La mise sous tutelle – Définition, personnes concernées, conséquences et procédure

Droit de la famille

La mise sous tutelle représente une mesure de protection applicable aux personnes qui sont en situation de perte d’autonomie et qui ont besoin d’être représentées dans les différents actes de la vie civile.

Maître Zaarour, avocat à Valenciennes (avocat en droit de la famille à Valenciennes), vous accompagne dans votre procédure liée. Il peut aussi intervenir dans d’autres domaines du droit de la famille comme le divorce amiable, la garde des enfants, la résidence des enfants et la pension alimentaire.

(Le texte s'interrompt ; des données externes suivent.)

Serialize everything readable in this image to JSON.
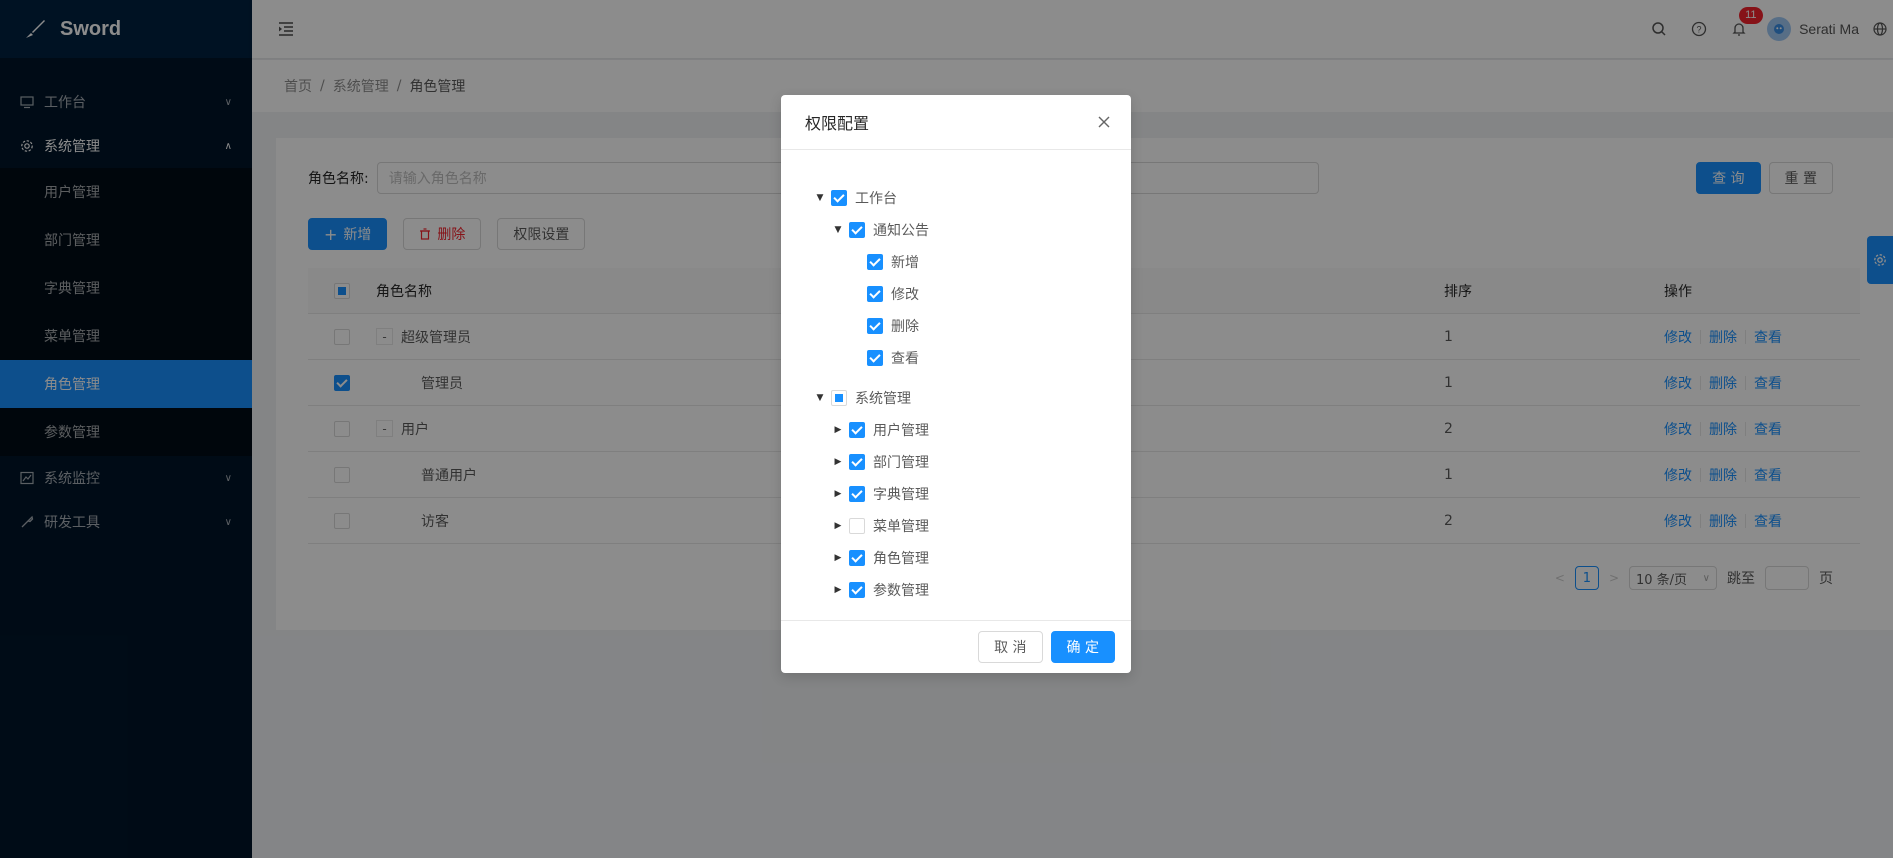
{
  "app": {
    "name": "Sword"
  },
  "sidebar": {
    "items": [
      {
        "label": "工作台",
        "icon": "monitor-icon",
        "arrow": "∨"
      },
      {
        "label": "系统管理",
        "icon": "gear-icon",
        "arrow": "∧"
      },
      {
        "label": "系统监控",
        "icon": "chart-icon",
        "arrow": "∨"
      },
      {
        "label": "研发工具",
        "icon": "tool-icon",
        "arrow": "∨"
      }
    ],
    "submenu": [
      {
        "label": "用户管理"
      },
      {
        "label": "部门管理"
      },
      {
        "label": "字典管理"
      },
      {
        "label": "菜单管理"
      },
      {
        "label": "角色管理",
        "active": true
      },
      {
        "label": "参数管理"
      }
    ]
  },
  "header": {
    "notification_count": "11",
    "user_name": "Serati Ma"
  },
  "breadcrumb": {
    "home": "首页",
    "parent": "系统管理",
    "current": "角色管理",
    "separator": "/"
  },
  "search": {
    "label": "角色名称:",
    "placeholder": "请输入角色名称",
    "query_button": "查 询",
    "reset_button": "重 置"
  },
  "actions": {
    "add": "新增",
    "delete": "删除",
    "permission": "权限设置"
  },
  "table": {
    "headers": {
      "name": "角色名称",
      "sort": "排序",
      "ops": "操作"
    },
    "ops": {
      "edit": "修改",
      "delete": "删除",
      "view": "查看"
    },
    "rows": [
      {
        "name": "超级管理员",
        "sort": "1",
        "expand": "-"
      },
      {
        "name": "管理员",
        "sort": "1",
        "checked": true
      },
      {
        "name": "用户",
        "sort": "2",
        "expand": "-"
      },
      {
        "name": "普通用户",
        "sort": "1"
      },
      {
        "name": "访客",
        "sort": "2"
      }
    ]
  },
  "pagination": {
    "page": "1",
    "page_size": "10 条/页",
    "jump_label": "跳至",
    "page_suffix": "页"
  },
  "modal": {
    "title": "权限配置",
    "cancel": "取 消",
    "ok": "确 定",
    "tree": [
      {
        "label": "工作台",
        "state": "checked",
        "switcher": "▼",
        "level": 0
      },
      {
        "label": "通知公告",
        "state": "checked",
        "switcher": "▼",
        "level": 1
      },
      {
        "label": "新增",
        "state": "checked",
        "level": 2
      },
      {
        "label": "修改",
        "state": "checked",
        "level": 2
      },
      {
        "label": "删除",
        "state": "checked",
        "level": 2
      },
      {
        "label": "查看",
        "state": "checked",
        "level": 2
      },
      {
        "label": "系统管理",
        "state": "indeterminate",
        "switcher": "▼",
        "level": 0
      },
      {
        "label": "用户管理",
        "state": "checked",
        "switcher": "▶",
        "level": 1
      },
      {
        "label": "部门管理",
        "state": "checked",
        "switcher": "▶",
        "level": 1
      },
      {
        "label": "字典管理",
        "state": "checked",
        "switcher": "▶",
        "level": 1
      },
      {
        "label": "菜单管理",
        "state": "unchecked",
        "switcher": "▶",
        "level": 1
      },
      {
        "label": "角色管理",
        "state": "checked",
        "switcher": "▶",
        "level": 1
      },
      {
        "label": "参数管理",
        "state": "checked",
        "switcher": "▶",
        "level": 1
      }
    ]
  },
  "colors": {
    "primary": "#1890ff",
    "sidebar_bg": "#001529",
    "danger": "#f5222d"
  }
}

droit pénal - sous tutelle

1. La sous tutelle –Définition et applications

L’objectif de la tutelle est d’éviter que des personnes en état de « faiblesse » se nuisent à elles-mêmes, par exemple, en se dilapidant leurs biens. Cette procédure peut s’appliquer également à des mineurs (à titre illustratif, si l’autorité parentale ne peut plus exercer pour son enfant). Ainsi, la responsabilité légale d’une personne qui est sous tutelle est confiée à un tuteur. Ce dernier est nommé par le juge des contentieux de la protection.

La tutelle est la mesure la plus complète des 3 mesures de protection juridique (la sauvegarde de justice et la curatelle). Toutefois, le juge peut la moduler selon les capacités de la personne protégée et ses besoins.

2. Qui peut demander la mise sous tutelle ?

  • La personne elle-même
  • Un parent ou allié
  • Les enfants
  • Un conjoint
  • Tout individu qui entretient avec elle des liens stables et étroits
  • Le curateur
  • Le Procureur de la République.

La personne souhaitant procéder à une mise sous tutelle doit déposer une demande auprès du greffe du tribunal judiciaire. Pour cela, elle doit envoyer une lettre recommandée avec accusé de réception. Le jugement sera donc rendu dans un délai entre 2 mois et un an.

Si le juge n’approuve pas la mise sous tutelle, elle peut faire appel de la décision en déposant une demande de recours auprès du greffe du tribunal d’instance.

Par ailleurs, on peut aussi demander l’habilitation familiale afin de protéger les intérêts de son proche. Cela est utile pour éviter des démarches complexes.

3. Les conséquences de la sous tutelle sur la protection de la personne 

Sous tutelle – Réformes et réglementations actuelles

Désormais, la tutelle s’étend aussi à la personne et non plus uniquement aux biens du majeur qui est protégé (selon la réforme des tutelles qui est entrée en vigueur le 1er janvier 2009)

Par ailleurs, si son état le permet, la personne sous tutelle peut prendre seule les décisions qui sont relatives à sa personne. On cite, par exemple, ses relations personnelles avec des tiers, le choix du lieu de résidence, etc.

Dans le cas contraire, le juge peut autoriser au tuteur de l’assister même dans ces actes.

En ajout, depuis mars 2019, le majeur protégé a le droit de voter, un droit qu’il peut exercer personnellement. En effet, il ne peut pas se faire représenter par son tuteur.

3.1. Procuration

Cependant, il ne peut pas donner procuration à ces personnes :

  • Son tuteur,
  • Une personne qui est bénévole ou employée dans la maison de retraite où il loge,
  • Un intervenant à domicile (par exemple, une personne qui travaille dans le cadre de services à la personne).

3.2. Les décisions de mariage

D’autre part, il peut se marier sans l’autorisation du juge ou du conseil de famille. Toutefois, il doit en informer son tuteur. Celui-ci peut saisir le juge s’il craint un « abus de faiblesse » afin de mettre en place une convention de mariage.

mariage

3.3. Les décisions médicales

Le tuteur et la personne protégée reçoivent ensemble les informations relatives à sa santé. Le majeur peut également prendre des décisions médicales qui le concernent. Aussi, il faut s’appliquer à avoir son consentement, mais dans la mesure du possible et selon ses facultés mentales.